September 16, 2011

European Economy vs. the US Economy

Recently, a meeting of European finance ministers and international financial institutions took place in Poland. They were trying to decide whether or not to provide additional tranche of bailout money to Greece. Europeans, unlike Americans, are very conservative about their economic decisions. However, first time in the history of those meetings, the US sec. of treasury Tim Geithner was present at that meeting. Guess what his message was to the EU: "BAILOUT EVERYBODY" and do it as soon as possible. He encouraged them to print more money and "jump start" the economy like they did in the US in 2008-09. Lo and behold, the US economy is very far from being anywhere close to stability, and the future of the economy is not bright for sure. Nevertheless, Geithner is proclaiming that printing more money and bailing everybody out is the best way to artificially "stimulate" the economy, which is the "natural" ecosystem and cannot be artificially stimulated without causing pain somewhere else. Thanks God, Germans are wiser and more conservative people who will not be swayed by Geithner so easily because they lived through hyperinflation before and know what that means. I've lived through it myself.
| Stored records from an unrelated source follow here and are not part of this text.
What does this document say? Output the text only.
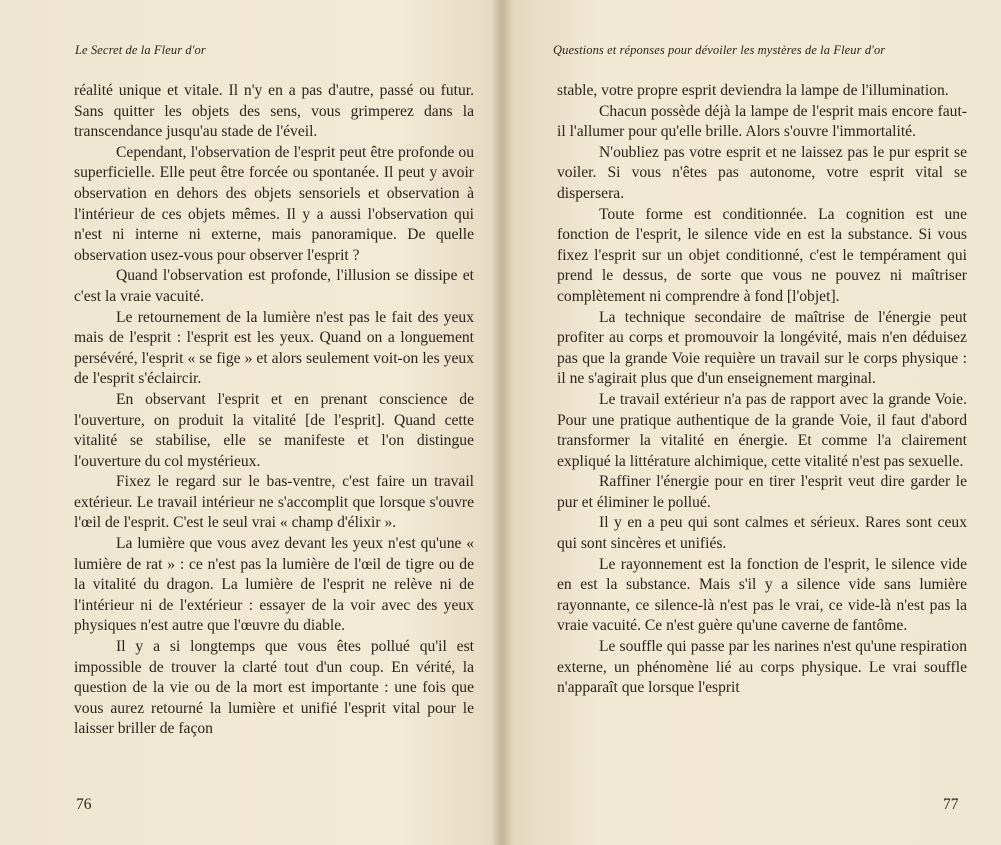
Le Secret de la Fleur d'or

réalité unique et vitale. Il n'y en a pas d'autre, passé ou futur. Sans quitter les objets des sens, vous grimperez dans la transcendance jusqu'au stade de l'éveil.

Cependant, l'observation de l'esprit peut être profonde ou superficielle. Elle peut être forcée ou spontanée. Il peut y avoir observation en dehors des objets sensoriels et observation à l'intérieur de ces objets mêmes. Il y a aussi l'observation qui n'est ni interne ni externe, mais panoramique. De quelle observation usez-vous pour observer l'esprit ?

Quand l'observation est profonde, l'illusion se dissipe et c'est la vraie vacuité.

Le retournement de la lumière n'est pas le fait des yeux mais de l'esprit : l'esprit est les yeux. Quand on a longuement persévéré, l'esprit « se fige » et alors seulement voit-on les yeux de l'esprit s'éclaircir.

En observant l'esprit et en prenant conscience de l'ouverture, on produit la vitalité [de l'esprit]. Quand cette vitalité se stabilise, elle se manifeste et l'on distingue l'ouverture du col mystérieux.

Fixez le regard sur le bas-ventre, c'est faire un travail extérieur. Le travail intérieur ne s'accomplit que lorsque s'ouvre l'œil de l'esprit. C'est le seul vrai « champ d'élixir ».

La lumière que vous avez devant les yeux n'est qu'une « lumière de rat » : ce n'est pas la lumière de l'œil de tigre ou de la vitalité du dragon. La lumière de l'esprit ne relève ni de l'intérieur ni de l'extérieur : essayer de la voir avec des yeux physiques n'est autre que l'œuvre du diable.

Il y a si longtemps que vous êtes pollué qu'il est impossible de trouver la clarté tout d'un coup. En vérité, la question de la vie ou de la mort est importante : une fois que vous aurez retourné la lumière et unifié l'esprit vital pour le laisser briller de façon

76
Questions et réponses pour dévoiler les mystères de la Fleur d'or

stable, votre propre esprit deviendra la lampe de l'illumination.

Chacun possède déjà la lampe de l'esprit mais encore faut-il l'allumer pour qu'elle brille. Alors s'ouvre l'immortalité.

N'oubliez pas votre esprit et ne laissez pas le pur esprit se voiler. Si vous n'êtes pas autonome, votre esprit vital se dispersera.

Toute forme est conditionnée. La cognition est une fonction de l'esprit, le silence vide en est la substance. Si vous fixez l'esprit sur un objet conditionné, c'est le tempérament qui prend le dessus, de sorte que vous ne pouvez ni maîtriser complètement ni comprendre à fond [l'objet].

La technique secondaire de maîtrise de l'énergie peut profiter au corps et promouvoir la longévité, mais n'en déduisez pas que la grande Voie requière un travail sur le corps physique : il ne s'agirait plus que d'un enseignement marginal.

Le travail extérieur n'a pas de rapport avec la grande Voie. Pour une pratique authentique de la grande Voie, il faut d'abord transformer la vitalité en énergie. Et comme l'a clairement expliqué la littérature alchimique, cette vitalité n'est pas sexuelle.

Raffiner l'énergie pour en tirer l'esprit veut dire garder le pur et éliminer le pollué.

Il y en a peu qui sont calmes et sérieux. Rares sont ceux qui sont sincères et unifiés.

Le rayonnement est la fonction de l'esprit, le silence vide en est la substance. Mais s'il y a silence vide sans lumière rayonnante, ce silence-là n'est pas le vrai, ce vide-là n'est pas la vraie vacuité. Ce n'est guère qu'une caverne de fantôme.

Le souffle qui passe par les narines n'est qu'une respiration externe, un phénomène lié au corps physique. Le vrai souffle n'apparaît que lorsque l'esprit

77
I don't think that it's any better than depression. However, since most of the US economists and politicians have no clue about Austrian Economics, I think that US is destined to repeat German path of hyper inflation. Europe, on the other hand will go through this pain now and emerge as a much stronger Economy.

1 comment:

Larry Eubanks said...

I wonder what you mean be "stability." Couldn't we say the present situation in the US is consistent with stability?

What value judgment should we make so that "stability" is a significantly important attribute of economic affairs that it should be an object, or goal, of public policy?